Gorka Muñoz-Gil, Giovanni Volpe, Miguel Angel Garcia-March, Erez Aghion, Aykut Argun, Chang Beom Hong, Tom Bland, Stefano Bo, J. Alberto Conejero, Nicolás Firbas, Òscar Garibo i Orts, Alessia Gentili, Zihan Huang, Jae-Hyung Jeon, Hélène Kabbech, Yeongjin Kim, Patrycja Kowalek, Diego Krapf, Hanna Loch-Olszewska, Michael A. Lomholt, Jean-Baptiste Masson, Philipp G. Meyer, Seongyu Park, Borja Requena, Ihor Smal, Taegeun Song, Janusz Szwabiński, Samudrajit Thapa, Hippolyte Verdier, Giorgio Volpe, Arthur Widera, Maciej Lewenstein, Ralf Metzler, and Carlo Manzo
Nat. Commun. 12, Article number: 6253 (2021)

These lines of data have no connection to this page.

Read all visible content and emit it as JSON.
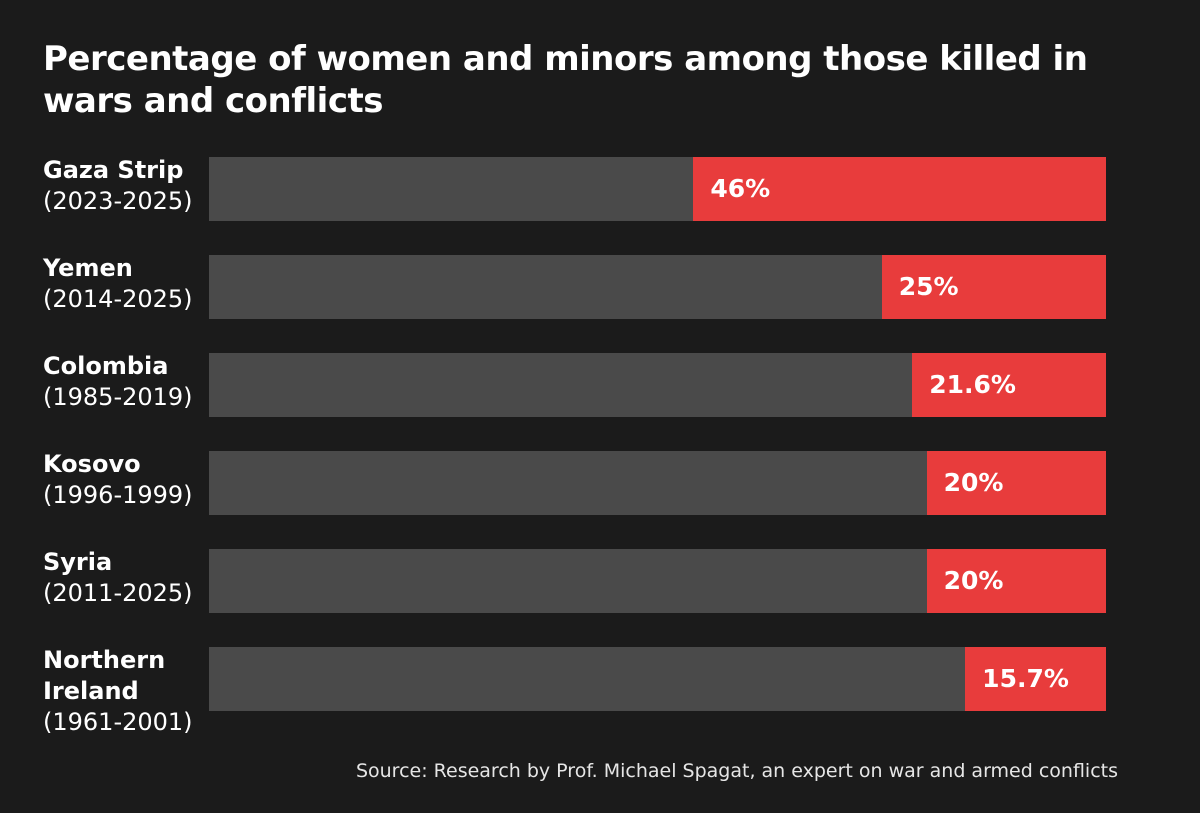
{
  "chart_data": {
    "type": "bar",
    "orientation": "horizontal",
    "title": "Percentage of women and minors among those killed in wars and conflicts",
    "categories": [
      {
        "name": "Gaza Strip",
        "years": "(2023-2025)"
      },
      {
        "name": "Yemen",
        "years": "(2014-2025)"
      },
      {
        "name": "Colombia",
        "years": "(1985-2019)"
      },
      {
        "name": "Kosovo",
        "years": "(1996-1999)"
      },
      {
        "name": "Syria",
        "years": "(2011-2025)"
      },
      {
        "name": "Northern Ireland",
        "years": "(1961-2001)"
      }
    ],
    "values": [
      46,
      25,
      21.6,
      20,
      20,
      15.7
    ],
    "labels": [
      "46%",
      "25%",
      "21.6%",
      "20%",
      "20%",
      "15.7%"
    ],
    "unit": "%",
    "xlim": [
      0,
      100
    ],
    "grid": false,
    "source": "Source: Research by Prof. Michael Spagat, an expert on war and armed conflicts",
    "colors": {
      "background": "#1b1b1b",
      "track": "#4a4a4a",
      "highlight": "#e83c3c",
      "text": "#ffffff"
    }
  }
}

doi: 10.1038/s41467-021-26320-w
arXiv: 2105.06766
Deviations from Brownian motion leading to anomalous diffusion are found in transport dynamics from quantum physics to life sciences. The characterization of anomalous diffusion from the measurement of an individual trajectory is a challenging task, which traditionally relies on calculating the trajectory mean squared displacement. However, this approach breaks down for cases of practical interest, e.g., short or noisy trajectories, heterogeneous behaviour, or non-ergodic processes. Recently, several new approaches have been proposed, mostly building on the ongoing machine-learning revolution. To perform an objective comparison of methods, we gathered the community and organized an open competition, the Anomalous Diffusion challenge (AnDi). Participating teams applied their algorithms to a commonly-defined dataset including diverse conditions. Although no single method performed best across all scenarios, machine-learning-based approaches achieved superior performance for all tasks. The discussion of the challenge results provides practical advice for users and a benchmark for developers.